Whitehall officials are under pressure to reduce the number of days they are working from home to help London and other UK city centres to recover following the Covid pandemic.

Speaking to the Standard, one senior minister said it was time for civil servants to return in greater numbers but that some were refusing because “some just want to save their lunch and train fares”.

Despite Prime Minister Boris Johnson urging people to ditch working from home, in his Tory Party Conference speech last week, Number 10 said on Monday that there were no plans to set any targets for Government departments to increase the number of staff in the workplace.

“As we asked for, and expected, we are seeing a steady return of civil servants to the office,” a Number 10 spokesman said. “That’s what we would expect, not just in the civil service but in the private sector as well and that will continue.”

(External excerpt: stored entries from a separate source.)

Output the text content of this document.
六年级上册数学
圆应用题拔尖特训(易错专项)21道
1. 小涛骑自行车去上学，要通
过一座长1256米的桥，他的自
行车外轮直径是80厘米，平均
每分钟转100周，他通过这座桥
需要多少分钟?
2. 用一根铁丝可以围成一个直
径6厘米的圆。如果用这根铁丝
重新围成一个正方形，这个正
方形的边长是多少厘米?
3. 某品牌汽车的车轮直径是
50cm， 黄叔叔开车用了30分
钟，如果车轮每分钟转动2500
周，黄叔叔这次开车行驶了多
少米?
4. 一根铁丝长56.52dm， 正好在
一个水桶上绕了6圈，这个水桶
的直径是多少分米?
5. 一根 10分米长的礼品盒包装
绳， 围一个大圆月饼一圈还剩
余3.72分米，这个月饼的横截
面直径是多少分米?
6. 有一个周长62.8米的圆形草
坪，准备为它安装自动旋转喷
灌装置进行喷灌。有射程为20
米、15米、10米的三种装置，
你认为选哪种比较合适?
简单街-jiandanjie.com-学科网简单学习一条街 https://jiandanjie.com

The Civil Servants Union the FDA said on Tuesday it was “seeing a gradual return to workplaces as the norm across the civil service broadly” and that office capacity has been gradually increasing as a result of more staff wanting to return.

But one department last week told its staff still working from home that they would be required in the office just one day a week.

In a note to staff, HMRC’s Permanent Secretary Jim Harra said: “All colleagues in England and Scotland who have been temporarily working from home during the pandemic, will have agreed a plan with their line manager to return to the workplace for an average of one day a week”.

Nickie Aiken, Tory MP for Cities of London and Westminster and vice chair of the Conservative Party, said civil servants should follow the example being set by the private sector.

“There is a balance to be struck, but the civil service needs to lead from the front and I have been disappointed so few have come back,” Ms Aiken said. “I would encourage the civil service to do their bit for the economy and the country.

“The civil service needs to take a leaf out of the private sector’s book. Big organisations I speak to in the City see the advantage of being back in the office.”

Ms Aiken also questioned whether it was right that civil servants no longer commuting to or living in the capital should still receive London weighting.

“If the taxpayer is paying extra money for someone working in central London and they are not working in London, then there needs to be a discussion about that,” she added.